The instant his Health bar hit zero, Maverick’s sensorium went blank again, leaving him in an abyss devoid of any external sensation. All he could feel was his heart sinking at the knowledge that he had let Vega down.
When the world came back it was silent, and lacking all colour. He had respawned in the Halls of Lachrymose as a Shade; a three dimensional shadow of his avatar.
Colossal statues of Angels stood over circular pools, water flowing from their eyes like tears. Other Shades haunted the Halls, recently slain and desperate for resurrection. Maverick decided to wait for a few minutes to see if his party would resurrect him themselves. He was neither surprised nor hurt when they did not. He hadn’t been of any help getting them through the Obsidian Realm, and he would be even more of a liability with resurrection sickness.
He wasn’t sure what he should do now. He hadn’t been apart from Vega for two days, and he already felt lost without her. It shocked him how quickly she had become the center of his universe. He had not consciously realized until now how strongly he felt for her.
I love her, he thought to himself in silent disbelief. This realization frightened him. Though he knew she liked him, he didn’t think she felt the same way as he did. He had not changed her life in the same way she had changed his. She would have achieved her dream on her own eventually, but he knew he never would have been able to quit gold farming if it wasn’t for her. He hated himself for not being good enough for her, for never being good enough, for not even being able to make it to a check point two clicks away when he was about as twinked out as possible. Was she mad at him? He wished he could talk to her, but he knew she couldn’t send or receive messages inside a dungeon.
Even if he respawned at his last check point, he could never catch up to the rest of the party on his own. There was nothing he could do now but wait.
Dragging his feet, he shuffled off in search of an Angel to resurrect him in his homestead.
Lady Crux’s castle was an immense palace of black obsidian, polished to a glossy sheen. It was lit only by sparsely placed salt lamps, making it impossible to see if anything was hiding in the shadows. The halls were decorated with many grotesque figures, any of which could have been Obsidian Golems. The flickering of the lights often made it look like they were moving. The castle was dead silent as well. The complete lack of stimuli quickly created a sense of unease among the party, all of whom expected a jump scare at any second.

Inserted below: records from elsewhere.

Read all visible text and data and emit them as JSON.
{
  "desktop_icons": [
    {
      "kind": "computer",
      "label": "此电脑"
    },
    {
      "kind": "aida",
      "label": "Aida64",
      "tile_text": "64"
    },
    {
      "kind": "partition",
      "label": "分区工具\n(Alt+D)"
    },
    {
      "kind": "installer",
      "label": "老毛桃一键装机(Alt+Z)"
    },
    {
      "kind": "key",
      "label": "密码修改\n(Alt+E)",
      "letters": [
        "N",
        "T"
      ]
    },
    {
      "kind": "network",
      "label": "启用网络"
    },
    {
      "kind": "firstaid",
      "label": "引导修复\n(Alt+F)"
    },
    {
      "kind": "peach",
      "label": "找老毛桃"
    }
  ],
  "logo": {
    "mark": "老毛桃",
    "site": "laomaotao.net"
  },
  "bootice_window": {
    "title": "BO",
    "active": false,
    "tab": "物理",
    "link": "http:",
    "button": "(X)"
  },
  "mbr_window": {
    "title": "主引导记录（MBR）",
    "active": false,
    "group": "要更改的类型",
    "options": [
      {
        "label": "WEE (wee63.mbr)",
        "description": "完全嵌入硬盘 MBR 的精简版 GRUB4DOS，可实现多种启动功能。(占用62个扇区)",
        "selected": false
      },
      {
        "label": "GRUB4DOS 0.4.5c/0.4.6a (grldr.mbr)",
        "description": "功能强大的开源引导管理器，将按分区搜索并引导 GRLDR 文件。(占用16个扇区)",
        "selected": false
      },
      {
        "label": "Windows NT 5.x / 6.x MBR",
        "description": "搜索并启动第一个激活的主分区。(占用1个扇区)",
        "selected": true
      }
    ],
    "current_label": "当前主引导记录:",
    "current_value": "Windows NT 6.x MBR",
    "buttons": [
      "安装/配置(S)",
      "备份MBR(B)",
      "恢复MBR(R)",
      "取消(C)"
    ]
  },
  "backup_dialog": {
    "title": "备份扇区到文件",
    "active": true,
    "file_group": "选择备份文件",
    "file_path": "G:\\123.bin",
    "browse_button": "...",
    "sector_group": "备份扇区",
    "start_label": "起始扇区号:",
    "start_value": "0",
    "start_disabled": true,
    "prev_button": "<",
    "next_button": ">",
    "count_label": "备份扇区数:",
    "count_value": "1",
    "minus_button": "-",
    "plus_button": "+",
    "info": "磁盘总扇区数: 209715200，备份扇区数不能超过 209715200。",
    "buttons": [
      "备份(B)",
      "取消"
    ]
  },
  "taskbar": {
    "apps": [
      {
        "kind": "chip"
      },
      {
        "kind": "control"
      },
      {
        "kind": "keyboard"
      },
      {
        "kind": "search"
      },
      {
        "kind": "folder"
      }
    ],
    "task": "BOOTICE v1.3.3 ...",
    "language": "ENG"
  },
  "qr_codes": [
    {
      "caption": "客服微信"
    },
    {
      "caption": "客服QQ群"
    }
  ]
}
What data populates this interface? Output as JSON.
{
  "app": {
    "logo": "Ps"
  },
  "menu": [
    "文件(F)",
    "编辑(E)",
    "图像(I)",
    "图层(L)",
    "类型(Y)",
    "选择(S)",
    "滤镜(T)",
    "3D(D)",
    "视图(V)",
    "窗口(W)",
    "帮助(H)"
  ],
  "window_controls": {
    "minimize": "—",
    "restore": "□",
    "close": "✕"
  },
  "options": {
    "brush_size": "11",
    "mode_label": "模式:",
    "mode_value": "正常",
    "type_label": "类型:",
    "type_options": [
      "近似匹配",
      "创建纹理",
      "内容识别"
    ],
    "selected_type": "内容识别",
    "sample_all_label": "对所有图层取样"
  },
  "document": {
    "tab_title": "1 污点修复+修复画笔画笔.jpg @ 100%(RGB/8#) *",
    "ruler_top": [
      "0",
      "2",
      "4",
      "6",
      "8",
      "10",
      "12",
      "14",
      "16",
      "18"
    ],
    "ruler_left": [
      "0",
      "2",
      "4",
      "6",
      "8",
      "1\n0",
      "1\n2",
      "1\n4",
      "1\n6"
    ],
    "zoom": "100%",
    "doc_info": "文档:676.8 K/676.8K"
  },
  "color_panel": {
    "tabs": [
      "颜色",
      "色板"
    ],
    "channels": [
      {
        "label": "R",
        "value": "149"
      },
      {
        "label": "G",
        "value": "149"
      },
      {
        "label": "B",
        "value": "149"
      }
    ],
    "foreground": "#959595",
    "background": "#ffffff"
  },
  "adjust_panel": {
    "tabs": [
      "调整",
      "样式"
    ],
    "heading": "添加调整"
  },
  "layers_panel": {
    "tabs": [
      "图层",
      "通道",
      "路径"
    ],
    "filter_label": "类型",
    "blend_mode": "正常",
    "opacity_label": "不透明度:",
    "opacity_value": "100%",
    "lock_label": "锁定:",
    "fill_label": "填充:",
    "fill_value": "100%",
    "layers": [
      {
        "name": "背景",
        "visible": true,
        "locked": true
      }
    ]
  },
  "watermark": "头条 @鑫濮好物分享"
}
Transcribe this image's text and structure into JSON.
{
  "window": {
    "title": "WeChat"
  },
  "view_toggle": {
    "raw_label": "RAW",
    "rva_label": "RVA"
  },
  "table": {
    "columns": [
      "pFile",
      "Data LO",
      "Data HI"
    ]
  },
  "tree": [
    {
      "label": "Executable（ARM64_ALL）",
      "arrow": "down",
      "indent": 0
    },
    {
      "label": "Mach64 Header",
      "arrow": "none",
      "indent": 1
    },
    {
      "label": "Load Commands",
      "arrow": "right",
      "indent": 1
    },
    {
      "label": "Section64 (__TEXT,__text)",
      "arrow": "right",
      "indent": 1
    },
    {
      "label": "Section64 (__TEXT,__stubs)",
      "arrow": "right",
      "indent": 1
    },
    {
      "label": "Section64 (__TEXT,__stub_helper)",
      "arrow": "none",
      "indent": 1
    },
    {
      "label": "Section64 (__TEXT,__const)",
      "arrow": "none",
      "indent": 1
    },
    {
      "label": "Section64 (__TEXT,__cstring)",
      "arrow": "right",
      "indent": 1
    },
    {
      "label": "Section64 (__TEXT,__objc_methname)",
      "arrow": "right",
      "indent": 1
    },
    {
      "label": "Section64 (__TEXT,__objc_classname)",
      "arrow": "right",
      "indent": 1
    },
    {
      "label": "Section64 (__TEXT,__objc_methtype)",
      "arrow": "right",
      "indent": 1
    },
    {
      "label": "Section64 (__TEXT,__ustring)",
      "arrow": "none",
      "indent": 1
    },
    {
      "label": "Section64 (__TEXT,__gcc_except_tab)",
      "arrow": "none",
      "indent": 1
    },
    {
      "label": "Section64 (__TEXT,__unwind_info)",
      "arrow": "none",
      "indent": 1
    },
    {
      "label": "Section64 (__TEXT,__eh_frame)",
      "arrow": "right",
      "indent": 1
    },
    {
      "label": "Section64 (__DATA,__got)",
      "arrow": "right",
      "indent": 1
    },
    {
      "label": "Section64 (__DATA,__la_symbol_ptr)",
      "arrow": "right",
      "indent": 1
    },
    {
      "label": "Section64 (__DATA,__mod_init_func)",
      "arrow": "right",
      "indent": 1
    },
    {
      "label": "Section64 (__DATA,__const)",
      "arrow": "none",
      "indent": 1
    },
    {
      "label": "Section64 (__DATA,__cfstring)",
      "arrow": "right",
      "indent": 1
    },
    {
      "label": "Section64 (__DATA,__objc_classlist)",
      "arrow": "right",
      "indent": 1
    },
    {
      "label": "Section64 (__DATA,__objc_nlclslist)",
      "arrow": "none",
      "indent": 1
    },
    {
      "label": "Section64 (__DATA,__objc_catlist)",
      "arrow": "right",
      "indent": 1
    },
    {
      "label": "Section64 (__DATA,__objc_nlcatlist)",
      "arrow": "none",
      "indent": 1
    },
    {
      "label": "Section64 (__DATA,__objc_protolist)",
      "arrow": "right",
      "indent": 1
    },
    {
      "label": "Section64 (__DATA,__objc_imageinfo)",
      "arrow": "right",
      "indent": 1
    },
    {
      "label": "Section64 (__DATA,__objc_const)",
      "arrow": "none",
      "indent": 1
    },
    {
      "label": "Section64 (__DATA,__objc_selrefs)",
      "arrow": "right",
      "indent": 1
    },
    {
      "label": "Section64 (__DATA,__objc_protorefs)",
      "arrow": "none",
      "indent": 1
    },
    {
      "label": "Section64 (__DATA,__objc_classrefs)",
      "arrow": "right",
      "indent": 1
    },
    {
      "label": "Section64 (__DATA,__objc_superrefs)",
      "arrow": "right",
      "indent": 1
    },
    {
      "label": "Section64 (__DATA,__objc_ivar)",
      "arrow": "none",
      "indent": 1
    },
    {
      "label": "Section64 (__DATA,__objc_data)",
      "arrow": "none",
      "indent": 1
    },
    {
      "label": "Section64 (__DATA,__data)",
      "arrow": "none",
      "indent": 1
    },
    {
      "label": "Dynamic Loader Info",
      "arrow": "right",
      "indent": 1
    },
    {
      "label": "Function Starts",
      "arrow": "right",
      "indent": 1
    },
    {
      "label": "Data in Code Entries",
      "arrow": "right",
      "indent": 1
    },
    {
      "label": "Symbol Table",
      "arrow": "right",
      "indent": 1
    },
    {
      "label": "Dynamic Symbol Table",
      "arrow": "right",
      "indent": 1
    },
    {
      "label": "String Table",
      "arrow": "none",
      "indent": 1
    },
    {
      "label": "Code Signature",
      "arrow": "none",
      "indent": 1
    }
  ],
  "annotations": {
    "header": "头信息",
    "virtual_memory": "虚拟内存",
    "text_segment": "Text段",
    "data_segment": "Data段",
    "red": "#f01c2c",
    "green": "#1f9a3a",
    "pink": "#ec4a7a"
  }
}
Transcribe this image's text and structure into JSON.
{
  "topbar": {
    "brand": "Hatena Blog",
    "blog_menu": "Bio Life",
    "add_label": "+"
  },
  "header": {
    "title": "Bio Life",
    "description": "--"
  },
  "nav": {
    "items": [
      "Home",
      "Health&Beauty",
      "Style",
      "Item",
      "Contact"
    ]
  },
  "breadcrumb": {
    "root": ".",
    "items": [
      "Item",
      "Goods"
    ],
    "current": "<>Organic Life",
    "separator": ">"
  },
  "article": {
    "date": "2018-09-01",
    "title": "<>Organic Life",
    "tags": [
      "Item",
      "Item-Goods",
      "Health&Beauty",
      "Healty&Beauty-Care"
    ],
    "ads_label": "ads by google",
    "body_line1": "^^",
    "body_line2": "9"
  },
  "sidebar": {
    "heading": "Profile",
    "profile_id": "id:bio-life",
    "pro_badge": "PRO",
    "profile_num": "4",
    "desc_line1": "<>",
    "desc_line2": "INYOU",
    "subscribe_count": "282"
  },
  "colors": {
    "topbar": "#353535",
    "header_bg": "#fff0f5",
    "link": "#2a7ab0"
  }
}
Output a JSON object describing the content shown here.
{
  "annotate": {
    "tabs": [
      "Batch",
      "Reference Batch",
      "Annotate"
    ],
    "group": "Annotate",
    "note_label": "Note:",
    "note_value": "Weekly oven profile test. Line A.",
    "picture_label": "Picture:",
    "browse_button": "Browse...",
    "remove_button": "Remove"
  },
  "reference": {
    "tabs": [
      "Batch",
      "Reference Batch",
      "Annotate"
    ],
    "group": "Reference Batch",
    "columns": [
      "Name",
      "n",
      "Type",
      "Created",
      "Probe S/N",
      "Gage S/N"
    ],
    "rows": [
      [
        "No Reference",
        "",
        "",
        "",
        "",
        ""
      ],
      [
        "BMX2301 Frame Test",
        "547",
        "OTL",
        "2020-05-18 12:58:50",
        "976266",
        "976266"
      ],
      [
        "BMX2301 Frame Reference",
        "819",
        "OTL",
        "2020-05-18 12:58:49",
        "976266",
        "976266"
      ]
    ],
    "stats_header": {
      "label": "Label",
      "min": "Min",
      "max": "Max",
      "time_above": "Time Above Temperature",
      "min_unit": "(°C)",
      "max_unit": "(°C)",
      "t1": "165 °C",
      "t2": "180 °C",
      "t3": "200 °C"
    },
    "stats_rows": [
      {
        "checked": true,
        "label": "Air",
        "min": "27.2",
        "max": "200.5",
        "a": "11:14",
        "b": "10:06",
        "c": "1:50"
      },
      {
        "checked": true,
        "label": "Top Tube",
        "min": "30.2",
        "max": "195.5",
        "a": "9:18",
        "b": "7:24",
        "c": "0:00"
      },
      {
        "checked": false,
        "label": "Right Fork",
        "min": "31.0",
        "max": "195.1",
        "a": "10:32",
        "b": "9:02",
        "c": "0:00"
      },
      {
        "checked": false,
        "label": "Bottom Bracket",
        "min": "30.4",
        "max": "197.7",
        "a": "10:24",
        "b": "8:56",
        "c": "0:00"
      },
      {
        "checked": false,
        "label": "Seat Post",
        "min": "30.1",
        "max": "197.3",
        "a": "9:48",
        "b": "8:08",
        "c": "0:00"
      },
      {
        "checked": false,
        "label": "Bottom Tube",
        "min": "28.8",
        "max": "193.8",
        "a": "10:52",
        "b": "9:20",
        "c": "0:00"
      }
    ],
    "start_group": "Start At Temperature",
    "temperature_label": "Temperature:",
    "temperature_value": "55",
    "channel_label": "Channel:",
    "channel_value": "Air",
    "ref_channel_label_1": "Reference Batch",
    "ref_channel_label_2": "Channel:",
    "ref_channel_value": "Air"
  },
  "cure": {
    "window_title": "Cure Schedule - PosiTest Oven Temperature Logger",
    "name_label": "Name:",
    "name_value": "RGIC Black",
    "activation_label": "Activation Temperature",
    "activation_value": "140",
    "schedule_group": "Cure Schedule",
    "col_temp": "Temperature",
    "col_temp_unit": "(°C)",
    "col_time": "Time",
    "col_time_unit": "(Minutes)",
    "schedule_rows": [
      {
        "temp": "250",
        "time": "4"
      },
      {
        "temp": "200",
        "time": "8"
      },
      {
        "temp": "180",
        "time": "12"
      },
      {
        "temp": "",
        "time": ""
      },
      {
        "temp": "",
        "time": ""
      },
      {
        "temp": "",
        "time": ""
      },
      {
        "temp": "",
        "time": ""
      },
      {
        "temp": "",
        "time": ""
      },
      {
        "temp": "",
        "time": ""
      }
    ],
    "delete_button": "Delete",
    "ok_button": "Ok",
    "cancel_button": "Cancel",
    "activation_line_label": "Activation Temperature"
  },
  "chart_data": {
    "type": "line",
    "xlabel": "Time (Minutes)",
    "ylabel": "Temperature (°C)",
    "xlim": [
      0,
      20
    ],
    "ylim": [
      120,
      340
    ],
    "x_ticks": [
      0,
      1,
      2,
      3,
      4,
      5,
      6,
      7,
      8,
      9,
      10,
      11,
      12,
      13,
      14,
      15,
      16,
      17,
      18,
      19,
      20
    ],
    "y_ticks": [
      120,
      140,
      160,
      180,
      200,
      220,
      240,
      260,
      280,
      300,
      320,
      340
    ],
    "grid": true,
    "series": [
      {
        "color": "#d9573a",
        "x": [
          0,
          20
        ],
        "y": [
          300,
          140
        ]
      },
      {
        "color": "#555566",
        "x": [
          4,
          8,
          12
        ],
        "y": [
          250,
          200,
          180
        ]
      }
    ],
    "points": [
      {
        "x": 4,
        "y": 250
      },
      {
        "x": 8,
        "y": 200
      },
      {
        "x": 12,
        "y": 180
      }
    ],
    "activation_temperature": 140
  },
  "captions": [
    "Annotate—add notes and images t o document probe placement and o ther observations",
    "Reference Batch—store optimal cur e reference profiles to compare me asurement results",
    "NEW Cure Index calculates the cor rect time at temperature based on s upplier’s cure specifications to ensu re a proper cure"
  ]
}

To their surprise, the party passed through the long and foreboding entrance hall without incident. Vega kicked open the entrance to the Throne Room, only to find it vacant as well.
“Dammit, where is she?” she muttered.
“It’s a big castle; she could be anywhere,” Wisteria replied.
“It’s probably too dangerous to go looking for her. We should stay here and try to bring her to us,” Koby suggested.
“And how the hell do we do that?” Triskelion moaned. “This dungeon is hell, I either want to beat it or die. Bring on the fucking boss battle already.”
She was suddenly struck by a white beam of light, which instantly restrained her in a large coil of spider’s silk. Koby immediately began shooting in the direction he thought the beam had come from, but he was incapacitated by another beam from behind. The three party members left standing formed a back to back triangle, frantically seeking their enemy.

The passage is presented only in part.